4. Concluding remarks
Closing a gyre with a western boundary current imposes a strong constraint on its vertical structure. This constraint, in the form of an integral balance of potential vorticity fluxes, amalgamates processes spread geographically over the gyre (Ekman pumping over the whole of the gyre, convection in the mixed layer, mixing in the internal thermocline, and friction in the western boundary current). This offers a conceptual advantage over the more traditional pointwise balance by allowing a gyre-scale approach for understanding the ocean's structure. In this paper we have argued that the internal thermocline balance, which has hitherto been adopted locally in an ad hoc manner, emerges as an integral constraint on the structure of the subtropical gyre, even though the dominant local balance is very much in accord with the Luyten et al. (1983) ventilated thermocline theory. We have illustrated the different regimes by diagnosing the individual terms of the integral constraint in a planetary geostrophic ocean model. Within the ventilated thermocline, the potential vorticity flux associated with buoyancy forcing in the mixed layer breaks the classical internal boundary layer balance. However, beneath the influence of convection, we have shown that the internal boundary layer balance reemerges, albeit with an additional term involving friction.
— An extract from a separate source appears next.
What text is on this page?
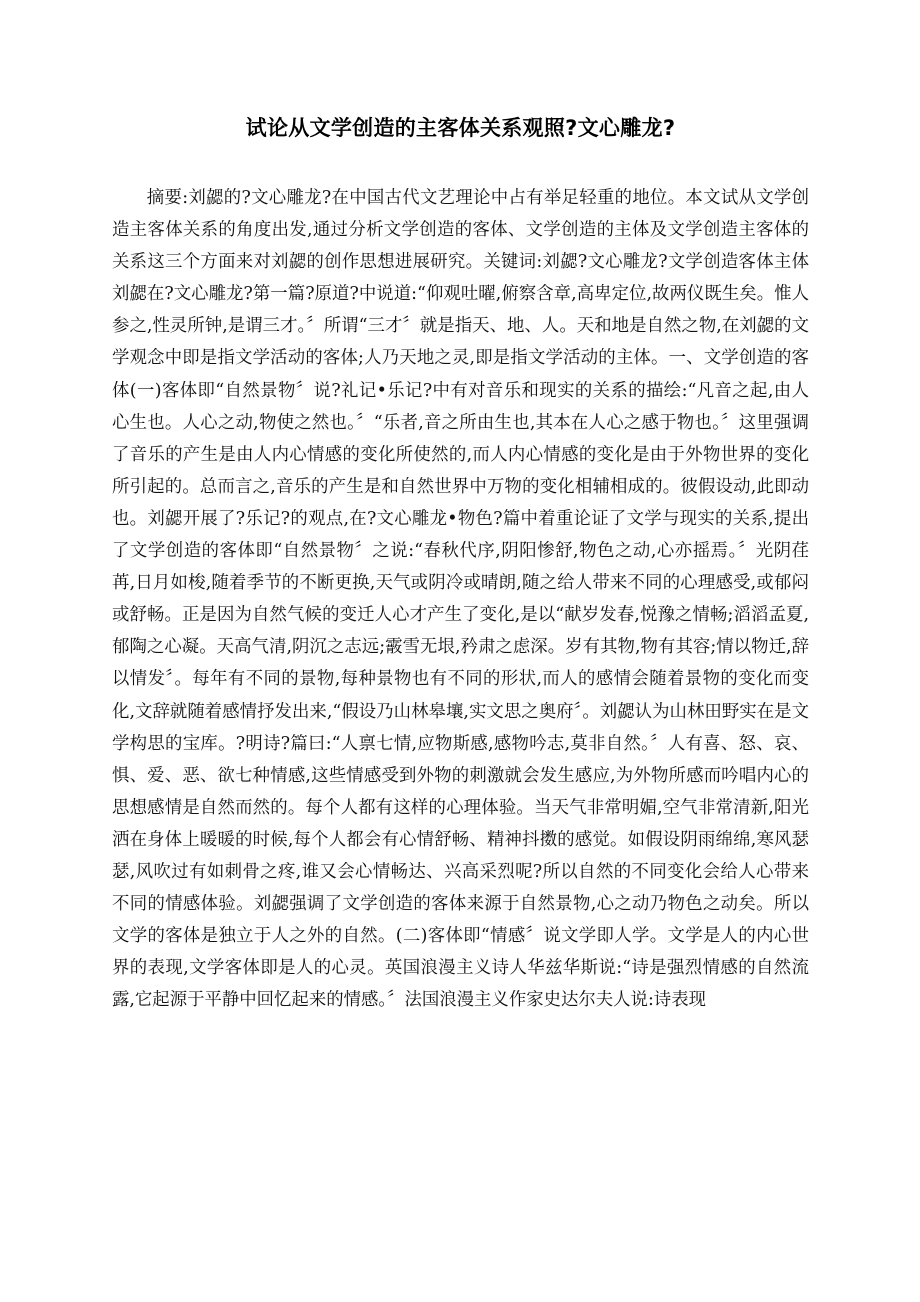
试论从文学创造的主客体关系观照?文心雕龙?

摘要:刘勰的?文心雕龙?在中国古代文艺理论中占有举足轻重的地位。本文试从文学创造主客体关系的角度出发,通过分析文学创造的客体、文学创造的主体及文学创造主客体的关系这三个方面来对刘勰的创作思想进展研究。关键词:刘勰?文心雕龙?文学创造客体主体刘勰在?文心雕龙?第一篇?原道?中说道:“仰观吐曜,俯察含章,高卑定位,故两仪既生矣。惟人参之,性灵所钟,是谓三才。〞所谓“三才〞就是指天、地、人。天和地是自然之物,在刘勰的文学观念中即是指文学活动的客体;人乃天地之灵,即是指文学活动的主体。一、文学创造的客体(一)客体即“自然景物〞说?礼记•乐记?中有对音乐和现实的关系的描绘:“凡音之起,由人心生也。人心之动,物使之然也。〞“乐者,音之所由生也,其本在人心之感于物也。〞这里强调了音乐的产生是由人内心情感的变化所使然的,而人内心情感的变化是由于外物世界的变化所引起的。总而言之,音乐的产生是和自然世界中万物的变化相辅相成的。彼假设动,此即动也。刘勰开展了?乐记?的观点,在?文心雕龙•物色?篇中着重论证了文学与现实的关系,提出了文学创造的客体即“自然景物〞之说:“春秋代序,阴阳惨舒,物色之动,心亦摇焉。〞光阴荏苒,日月如梭,随着季节的不断更换,天气或阴冷或晴朗,随之给人带来不同的心理感受,或郁闷或舒畅。正是因为自然气候的变迁人心才产生了变化,是以“献岁发春,悦豫之情畅;滔滔孟夏,郁陶之心凝。天高气清,阴沉之志远;霰雪无垠,矜肃之虑深。岁有其物,物有其容;情以物迁,辞以情发〞。每年有不同的景物,每种景物也有不同的形状,而人的感情会随着景物的变化而变化,文辞就随着感情抒发出来,“假设乃山林皋壤,实文思之奥府〞。刘勰认为山林田野实在是文学构思的宝库。?明诗?篇曰:“人禀七情,应物斯感,感物吟志,莫非自然。〞人有喜、怒、哀、惧、爱、恶、欲七种情感,这些情感受到外物的刺激就会发生感应,为外物所感而吟唱内心的思想感情是自然而然的。每个人都有这样的心理体验。当天气非常明媚,空气非常清新,阳光洒在身体上暖暖的时候,每个人都会有心情舒畅、精神抖擞的感觉。如假设阴雨绵绵,寒风瑟瑟,风吹过有如刺骨之疼,谁又会心情畅达、兴高采烈呢?所以自然的不同变化会给人心带来不同的情感体验。刘勰强调了文学创造的客体来源于自然景物,心之动乃物色之动矣。所以文学的客体是独立于人之外的自然。(二)客体即“情感〞说文学即人学。文学是人的内心世界的表现,文学客体即是人的心灵。英国浪漫主义诗人华兹华斯说:“诗是强烈情感的自然流露,它起源于平静中回忆起来的情感。〞法国浪漫主义作家史达尔夫人说:诗表现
A key consequence of the integral constraint is that western boundary currents may play an active role in setting the internal stratification of a gyre. This is important since previous thermocline studies have not included a western boundary current, assuming it only to play a passive role in closing the gyre circulation. The greatest uncertainty in applying our results to the ocean concerns the nature of frictional processes in the western boundary current. In reality, friction represents the action of small-scale turbulence and geostrophic eddies; indeed a recent, alternative, theory to the ventilated and internal thermocline theories (Marshall et al. 2002) proposes eddy-transfer processes as a possible mechanism for setting the ocean stratification. The detailed impact of dissipative processes and eddies on the vertical structure requires further study.
Financial support was provided by the National Environment Research Council, GT04/98/MS/305. We also thank Geoff Vallis and Roger Samelson for making their planetary geostrophic model available. We are also grateful to Ric Williams, Lynne Talley, and the anonymous reviewers for their constructive comments that led to a clearer manuscript.
Corresponding author address: Jeff A. Polton, Department of Meteorology, University of Reading, P.O. Box 243, Reading, Berkshire RG6 6BB, United Kingdom. Email: firstname.lastname@example.org
The full three-dimensional frictional potential vorticity flux is directed along inclined isopycnals toward the center of the gyre. Since the isopycnals bowl downward, the vertical component of the frictional flux is therefore downward.